The best summer movies are all about saving the world from crazy destruction. In my lifetime, iconic blockbusters like Independence Day, Armageddon, and Transformers come to mind as worthy examples.

This year we’ve been treated to a lot of that action. Kirk and Spock saved San Francisco and Starfleet Headquarters from Khan’s ultimate revenge in Star Trek: Into Darkness, Superman/Don’t-call-him-Superman stopped General Zod from destroying Earth in Man of Steel, and Brad Pitt at least gave mankind a fighting chance against the Zombie Apocalypse in World War Z (with the help of a wily Israeli chayelet).

And now, this weekend we get ready for Pacific Rim, which looks like a whole lot of awesome. As dimension-jumping Kaiju monsters emerge from the Pacific Ocean floor and start laying waste to cities like San Francisco and Manila, some ferociously-CGI’d, fifty-foot tall robots called “Jaegers” (insert chuckle here) manned by neutrally-bridged pairs of humans make Earth’s final stand before, well, the end of the world, of course.

Just listen to Idris Elba’s British scowl-speak at 1:40 of the trailer:

“At the edge of our hope…and the end of our time…we have chosen to believe in each other. Today we face the monsters that are at our door. Tonight we are CANCELLING THE APOCALYPSE!”

All of this is set to a pretty hardcore soundtrack. Yes. I’m in. I’m going.

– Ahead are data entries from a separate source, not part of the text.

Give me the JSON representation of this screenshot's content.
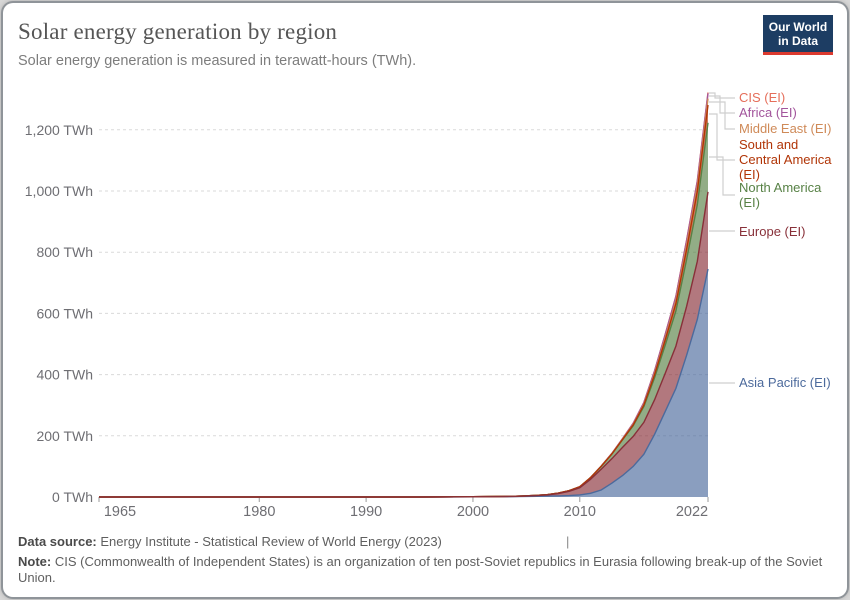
{
  "header": {
    "title": "Solar energy generation by region",
    "subtitle": "Solar energy generation is measured in terawatt-hours (TWh).",
    "logo_line1": "Our World",
    "logo_line2": "in Data",
    "logo_bg": "#1d3d63",
    "logo_accent": "#dc3a2f"
  },
  "footer": {
    "datasource_label": "Data source:",
    "datasource_text": " Energy Institute - Statistical Review of World Energy (2023)",
    "divider": "|",
    "note_label": "Note:",
    "note_text": " CIS (Commonwealth of Independent States) is an organization of ten post-Soviet republics in Eurasia following break-up of the Soviet Union."
  },
  "legend": {
    "items": [
      {
        "label": "CIS (EI)",
        "color": "#E56E5A"
      },
      {
        "label": "Africa (EI)",
        "color": "#A2559C"
      },
      {
        "label": "Middle East (EI)",
        "color": "#CF8A58"
      },
      {
        "label": "South and\nCentral America\n(EI)",
        "color": "#B13507"
      },
      {
        "label": "North America\n(EI)",
        "color": "#578145"
      },
      {
        "label": "Europe (EI)",
        "color": "#883039"
      },
      {
        "label": "Asia Pacific (EI)",
        "color": "#4C6A9C"
      }
    ]
  },
  "chart_data": {
    "type": "area",
    "stacked": true,
    "title": "Solar energy generation by region",
    "unit": "TWh",
    "xlabel": "",
    "ylabel": "",
    "xlim": [
      1965,
      2022
    ],
    "ylim": [
      0,
      1300
    ],
    "grid": "dashed-horizontal",
    "legend_position": "right-edge-labels",
    "x": [
      1965,
      1970,
      1975,
      1980,
      1985,
      1990,
      1995,
      2000,
      2002,
      2004,
      2005,
      2006,
      2007,
      2008,
      2009,
      2010,
      2011,
      2012,
      2013,
      2014,
      2015,
      2016,
      2017,
      2018,
      2019,
      2020,
      2021,
      2022
    ],
    "series": [
      {
        "name": "Asia Pacific (EI)",
        "color": "#4C6A9C",
        "values": [
          0,
          0,
          0,
          0,
          0,
          0,
          0,
          0.5,
          0.8,
          1.2,
          1.8,
          2.2,
          2.8,
          3.5,
          4.5,
          7,
          12,
          23,
          45,
          70,
          100,
          140,
          205,
          280,
          355,
          463,
          580,
          745
        ]
      },
      {
        "name": "Europe (EI)",
        "color": "#883039",
        "values": [
          0,
          0,
          0,
          0,
          0,
          0,
          0,
          0.1,
          0.3,
          0.7,
          1.5,
          2.5,
          4,
          7.5,
          14,
          23,
          46,
          68,
          80,
          92,
          98,
          104,
          113,
          125,
          138,
          160,
          190,
          252
        ]
      },
      {
        "name": "North America (EI)",
        "color": "#578145",
        "values": [
          0,
          0,
          0,
          0,
          0,
          0,
          0,
          0.5,
          0.55,
          0.6,
          0.6,
          0.7,
          1,
          1.6,
          2.2,
          3.3,
          5,
          9,
          15,
          25,
          35,
          52,
          72,
          92,
          115,
          153,
          185,
          226
        ]
      },
      {
        "name": "South and Central America (EI)",
        "color": "#B13507",
        "values": [
          0,
          0,
          0,
          0,
          0,
          0,
          0,
          0,
          0,
          0,
          0,
          0,
          0,
          0,
          0,
          0,
          0,
          0.2,
          0.5,
          1,
          2.5,
          5,
          10,
          17,
          24,
          33,
          44,
          58
        ]
      },
      {
        "name": "Middle East (EI)",
        "color": "#CF8A58",
        "values": [
          0,
          0,
          0,
          0,
          0,
          0,
          0,
          0,
          0,
          0,
          0,
          0,
          0,
          0,
          0,
          0,
          0.1,
          0.3,
          0.6,
          1,
          2,
          3,
          5,
          8,
          11,
          15,
          17,
          21
        ]
      },
      {
        "name": "Africa (EI)",
        "color": "#A2559C",
        "values": [
          0,
          0,
          0,
          0,
          0,
          0,
          0,
          0,
          0,
          0,
          0,
          0,
          0,
          0,
          0,
          0.2,
          0.3,
          0.5,
          1,
          2,
          3.5,
          5,
          7.5,
          10,
          12,
          14,
          15,
          17
        ]
      },
      {
        "name": "CIS (EI)",
        "color": "#E56E5A",
        "values": [
          0,
          0,
          0,
          0,
          0,
          0,
          0,
          0,
          0,
          0,
          0,
          0,
          0,
          0,
          0,
          0,
          0,
          0,
          0,
          0,
          0.1,
          0.2,
          0.5,
          1,
          1.5,
          2,
          2.5,
          3
        ]
      }
    ],
    "yticks": [
      0,
      200,
      400,
      600,
      800,
      1000,
      1200
    ],
    "ytick_labels": [
      "0 TWh",
      "200 TWh",
      "400 TWh",
      "600 TWh",
      "800 TWh",
      "1,000 TWh",
      "1,200 TWh"
    ],
    "xticks": [
      1965,
      1980,
      1990,
      2000,
      2010,
      2022
    ],
    "xtick_labels": [
      "1965",
      "1980",
      "1990",
      "2000",
      "2010",
      "2022"
    ]
  }
}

Save the world for me please. (And yes, I do hope Elba is the next James Bond after Daniel Craig’s turn is over).

In every great summer movie, destruction precedes salvation and there’s always that risk of oh-my-goodness-we-might-not-make-it-but-here-comes-the-hero-yay-crash-bang.

It’s not all that dissimilar from what we’re about to commemorate on Tisha B’av next week. Well maybe it is. But whatever.

Summer films are littered with the ruins of major cities that have been destroyed and laid waste to. Think of the iconic shot of the Statue of Liberty lying in the Hudson River in Independence Day, the huge crater with a ruined Arc de Triomphe in Armageddon, or the overrunning of most major world cities by zombies in World War Z. Only after those great shocks is mankind able to gather itself and fight off the threat of aliens/meteors/zombies/you name it.

In the case of Tisha B’Av, the destruction of Jerusalem, as acute a trauma as it was for the Jews, created a Judaism that, once decoupled from the Temple and the meticulous structure of sacrifices, was able to survive and thrive in the Diaspora for two millennia.

In fact, we can extend the metaphor and remind ourselves of just how many times we’ve been at the brink of ultimate destruction (Temple destruction, Crusades, Inquisition, Pogroms, Holocaust) and been able to survive against all odds.

The story of the Jewish people is a story worth telling, and our continued survival remains one of the great miracles of human history. So in a summer when miraculous saving of the world is the name of the game, remember that we have a special understanding of what that actually means.

Now let’s go cancel the Apocalypse. Again.